Leaving the jail that day, Dana realized she no longer accepted just the possibility of Corey Latham’s innocence. In her mind, it was now a probability. And by the end of July, after four months of such conversations in the cramped interview room, after having taken the time, in spite of herself, to get to know the person behind the horrendous indictment, the probability became belief.
Shortly after that conversation, Brian Ayres had begun the process of disclosing the thrust of his case, turning over documentation, analyses, and witness lists to the defense. The material consisted of evidence found in Corey’s car and home, a witness who saw what could have been her client’s vehicle at Hill House the night before the bombing, and various other witnesses who would testify to Corey’s state of mind and actions after he found out about the abortion. Dana spent hours sifting through it all, bouncing ideas off Joan Wills and Craig Jessup, until gradually the shape of a strategy came into focus.
Now she glanced at the chalkboard on the wall beside her desk.

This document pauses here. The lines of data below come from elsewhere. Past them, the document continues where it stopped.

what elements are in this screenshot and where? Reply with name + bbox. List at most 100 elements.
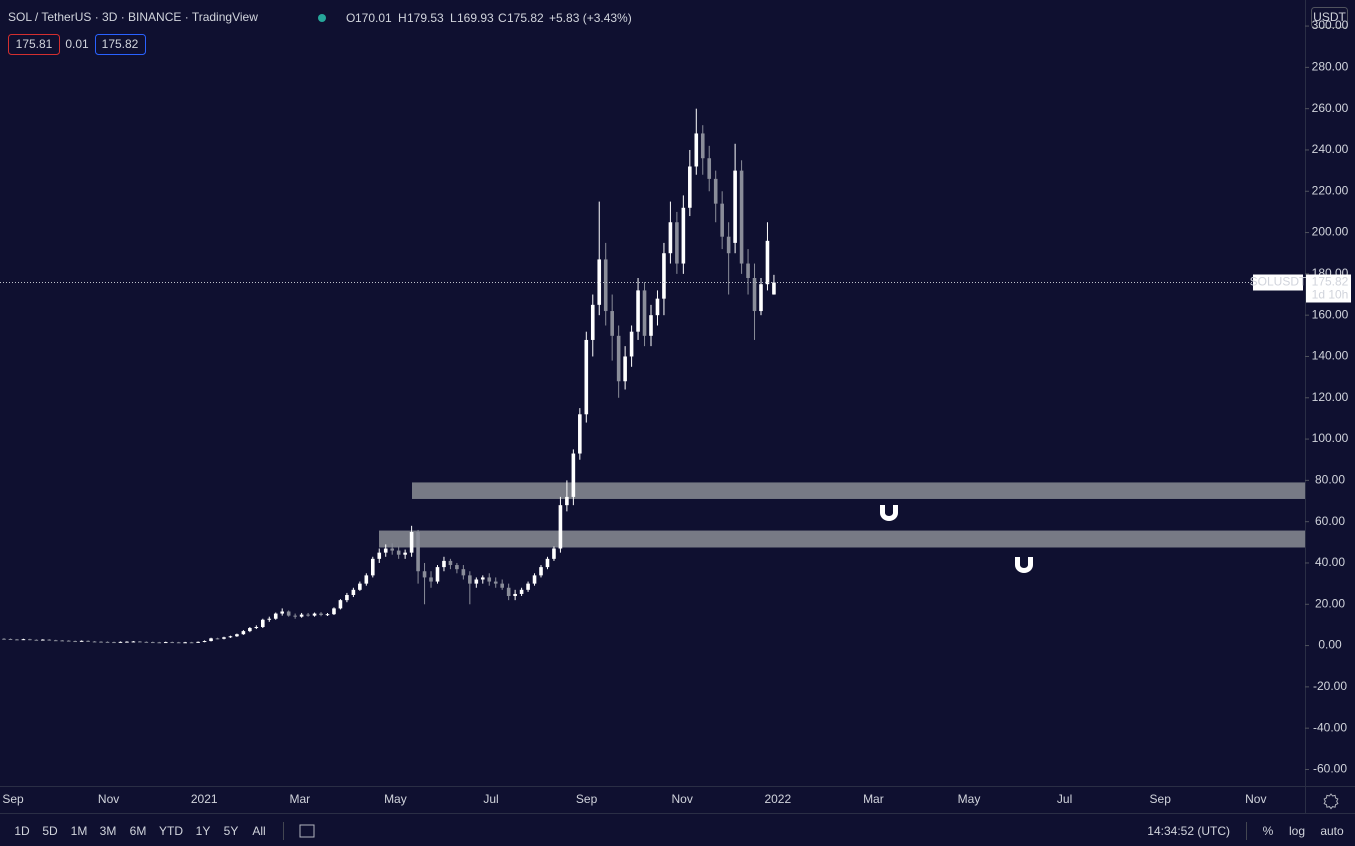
magnet-icon[interactable] [880,505,898,521]
candle-body [707,158,712,179]
candle-body [280,611,285,614]
candle-body [364,575,369,584]
range-button[interactable]: 3M [100,824,117,838]
clock[interactable]: 14:34:52 (UTC) [1147,824,1230,838]
range-button[interactable]: YTD [159,824,183,838]
price-label-box [1306,274,1351,303]
x-tick-label: 2022 [764,792,791,806]
candle-body [584,339,589,415]
candle-body [668,222,673,254]
status-dot [318,14,326,22]
candle-body [642,290,647,336]
candle-body [383,548,388,553]
candle-body [649,315,653,336]
candle-body [468,575,472,584]
x-tick-label: Sep [576,792,598,806]
log-toggle[interactable]: log [1289,824,1305,838]
range-button[interactable]: 5Y [224,824,239,838]
zone [412,482,1305,499]
settings-icon[interactable] [1323,793,1339,810]
candle-body [170,642,175,644]
candle-body [105,641,110,643]
range-button[interactable]: 6M [130,824,147,838]
buy-box[interactable] [95,34,146,55]
y-tick-label: -60.00 [1313,762,1347,776]
candle-body [299,614,304,617]
symbol-label-box [1253,274,1303,291]
candle-body [202,641,207,643]
candle-body [131,641,136,643]
l-label: L [450,11,457,25]
candle-body [461,569,466,576]
y-tick-label: 300.00 [1312,18,1349,32]
candle-body [157,642,162,644]
candle-body [332,608,336,615]
auto-toggle[interactable]: auto [1320,824,1344,838]
candle-body [539,567,543,576]
candle-body [519,589,524,594]
candle-body [21,639,26,641]
range-button[interactable]: 1Y [196,824,211,838]
candle-body [552,548,556,559]
currency[interactable]: USDT [1313,10,1346,24]
candle-body [306,614,310,616]
candle-body [338,600,343,609]
candle-body [151,642,155,644]
candle-body [254,626,259,629]
candle-body [532,575,537,584]
candle-body [597,259,602,305]
percent-toggle[interactable]: % [1263,824,1274,838]
candle-body [442,560,446,568]
open-value: 170.01 [355,11,392,25]
candle-body [235,634,239,637]
candle-body [435,567,440,582]
x-tick-label: Nov [672,792,693,806]
candle-body [66,640,71,642]
x-tick-label: May [384,792,407,806]
candle-body [688,166,692,208]
candle-body [694,133,699,167]
y-tick-label: 80.00 [1315,473,1345,487]
candle-body [675,222,679,264]
candle-body [759,284,763,312]
calendar-icon[interactable] [299,824,315,838]
high-value: 179.53 [407,11,444,25]
candle-body [390,548,394,551]
candle-body [422,571,427,578]
y-tick-label: 240.00 [1312,142,1349,156]
magnet-icon[interactable] [1015,557,1033,573]
candle-body [60,640,65,642]
range-button[interactable]: 1D [14,824,30,838]
candle-body [603,259,608,312]
buy-price[interactable]: 175.82 [102,37,139,51]
change-value: +5.83 (+3.43%) [549,11,632,25]
candle-body [610,311,614,336]
candle-body [571,453,576,497]
sell-price[interactable]: 175.81 [16,37,53,51]
candle-body [765,240,770,285]
y-tick-label: 140.00 [1312,349,1349,363]
candle-body [655,298,660,316]
candle-body [15,639,19,641]
candle-body [183,642,187,644]
candle-body [293,615,297,617]
candle-body [487,577,492,582]
candle-body [345,594,349,601]
range-button[interactable]: 1M [71,824,88,838]
symbol-title: SOL / TetherUS · 3D · BINANCE · TradingV… [8,10,258,24]
low-value: 169.93 [457,11,494,25]
candle-body [746,263,750,278]
candle-body [629,331,634,357]
candle-body [176,642,181,644]
sell-box[interactable] [8,34,60,55]
candle-body [8,638,13,640]
candle-body [261,619,265,627]
candle-body [474,579,479,584]
range-button[interactable]: 5D [42,824,58,838]
range-button[interactable]: All [252,824,265,838]
candle-body [416,532,420,572]
x-tick-label: Sep [1150,792,1172,806]
candle-body [370,558,375,576]
currency-box[interactable] [1311,7,1348,28]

On one side, she had diagrammed what was clearly going to be the prosecution’s scenario. On the other side, she had drawn her preliminary rebuttal to that scenario. Visualizing an abstract by giving it actual form was a tool that had proven very useful to her over the years. Both she and Joan concluded that the prosecutor’s case was even weaker than they had initially thought, and each day Dana grew more convinced that reasonable doubt was going to be well within her reach.